O parecer apresentado pelo relator, deputado Coronel Assis (PL-MT), é favorável à admissibilidade da PEC
A Comissão de Constituição e Justiça e de Cidadania da Câmara dos Deputados pode discutir e votar, nesta terça-feira (19), a Proposta de Emenda à Constituição (PEC) 32/15, que estabelece a maioridade civil e penal aos 16 anos de idade.
A reunião deliberativa, que tem esta proposta como único item da pauta, será realizada às 15 horas, no plenário 1.
A proposta é de autoria do ex-deputado Gonzaga Patriota (PE).

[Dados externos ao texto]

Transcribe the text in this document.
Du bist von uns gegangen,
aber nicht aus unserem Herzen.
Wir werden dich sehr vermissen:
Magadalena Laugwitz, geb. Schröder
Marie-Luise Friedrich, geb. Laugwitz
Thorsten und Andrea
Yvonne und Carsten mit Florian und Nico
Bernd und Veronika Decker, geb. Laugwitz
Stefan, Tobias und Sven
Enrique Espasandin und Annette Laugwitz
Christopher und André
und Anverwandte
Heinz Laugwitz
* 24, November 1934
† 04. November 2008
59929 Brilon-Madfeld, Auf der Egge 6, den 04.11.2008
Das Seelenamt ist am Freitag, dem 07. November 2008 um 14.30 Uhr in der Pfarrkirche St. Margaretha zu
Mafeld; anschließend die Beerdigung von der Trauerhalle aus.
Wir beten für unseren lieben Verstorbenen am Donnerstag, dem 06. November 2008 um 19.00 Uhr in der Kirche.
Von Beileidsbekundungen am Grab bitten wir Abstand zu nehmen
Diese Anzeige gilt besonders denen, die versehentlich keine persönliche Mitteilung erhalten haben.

O parecer apresentado pelo relator, deputado Coronel Assis (PL-MT), na foto, é favorável à admissibilidade da PEC na CCJ, com emendas.
O que propõe o texto em discussão
- Crimes específicos: A medida limita-se a infrações graves, como crimes hediondos, homicídio doloso e lesão corporal seguida de morte.
- Cumprimento de pena: Jovens condenados cumpririam a pena em unidades prisionais separadas dos adultos, visando proteger suas garantias fundamentais.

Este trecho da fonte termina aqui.